For Nigeria, at least, the good news is that there is a serious search by the elite for a credible alternative to what many would consider the best turned the worst for Nigeria, one that has dashed hopes and smashed beliefs to smithereens. For the opposition, members of which actually convened this conclave, it is even much more. This is the time to retool for Nigera’s progress and remind Nigerians of the party of Alex Ekwueme, the G-18, the G-34, the party of Sunday Bolorunduro Awoniyi, the party of Isyaku Ibrahim, Shehu Yar’Adua, Umaru Yar’Adua Theophilus Danjuma, Solomon Lar, Audu Ogbeh (now in APC), the party that united all Nigerians. So, the meeting was to find a way of sending this message to Nigerians: the party that took Nigerians for granted is now ready to redeem itself and give the nation a purposeful leadership of knowledge and competence.
And the conclusion was that the kind of presidential candidate presented by the PDP for the next election would make or mar the party. Hence the seriousness of secrecy that day last week and the banishment of emotions, status and frivolities. Now, the opposition Peoples’ Democratic Party, PDP, has not come out with a presidential candidate Nigerians across all divides can relate to or identify with but the search may have been narrowed down to a few persons. Atiku Abubakar, the perennial and perpetually mobile candidate, who is well acknowledged as being well prepared as former vice president and an ideas man, is on the stumps.
Sule Lamido, former governor of Jigawa State is on the discussion table. Of course, there are others, currently in the ruling All Progressives Congress, APC, who are being speculated on account of their political origins, as likely PDP candidates. But at the meeting in Asokoro District of Abuja last week, the name that dominated all discussions was Ibrahim Hassan Dankwanbo, current governor of Gombe State and perhaps the most successful Accountant-General of the Federation Nigeria has ever had the benefit of his service. And as the world moves towards knowledge-driven and astute leadership, in the matter of Nigeria’s future leadership, Ibrahim Dankwanbo’s name and life journey so far gave that meeting some serious food for thought.

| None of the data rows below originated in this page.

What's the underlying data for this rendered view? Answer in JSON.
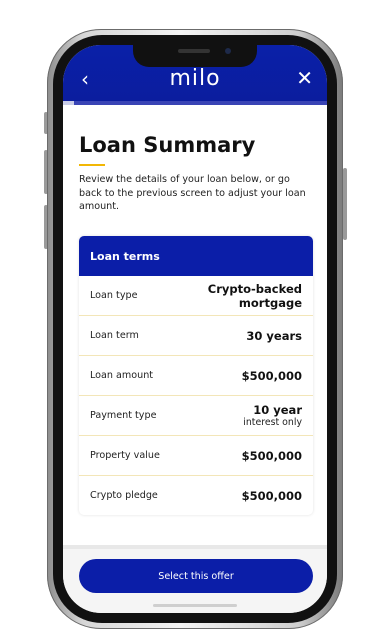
{
  "header": {
    "back_icon": "chevron-left-icon",
    "logo": "milo",
    "close_icon": "close-icon",
    "progress": 0.04
  },
  "summary": {
    "title": "Loan Summary",
    "intro": "Review the details of your loan below, or go back to the previous screen to adjust your loan amount."
  },
  "terms": {
    "heading": "Loan terms",
    "rows": [
      {
        "label": "Loan type",
        "value": "Crypto-backed mortgage",
        "sub": ""
      },
      {
        "label": "Loan term",
        "value": "30 years",
        "sub": ""
      },
      {
        "label": "Loan amount",
        "value": "$500,000",
        "sub": ""
      },
      {
        "label": "Payment type",
        "value": "10 year",
        "sub": "interest only"
      },
      {
        "label": "Property value",
        "value": "$500,000",
        "sub": ""
      },
      {
        "label": "Crypto pledge",
        "value": "$500,000",
        "sub": ""
      }
    ]
  },
  "footer": {
    "cta_label": "Select this offer"
  },
  "colors": {
    "brand_blue": "#0b1ea8",
    "accent_yellow": "#f2b705"
  }
}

Is he the breath of fresh air Nigeria needs now? In addition to his intimidating credentials as a professional, a technocrat, a financial expert and a political leader with a wide reach across Nigeria, he is young, at 56, and has the kind of worldview the nation needs now. Ibrahim Hassan Dankwambo, was born on April 4, 1962 at Herwagana Ward in Gombe town, Gombe State. He attended Central primary school, Gombe and Government Secondary School Billiri in Gombe State. He proceeded to Ahmadu Bello University, Zaria and graduated with Bachelor of Science degree in Accounting second class (honours) upper Division, being the second best result obtained by any individual in the then Bauchi State. He further enrolled for Masters of Science Degree, in Economics from University of Lagos. Dankwambo was not satisfied with academic pursuit, he decided to study Post Graduate Diploma in Computer Science at the Delta State University Abraka, Delta State. He finally caps it up with a Doctor of Philosophy Degree (Phd) from Igbinedon University, Okada.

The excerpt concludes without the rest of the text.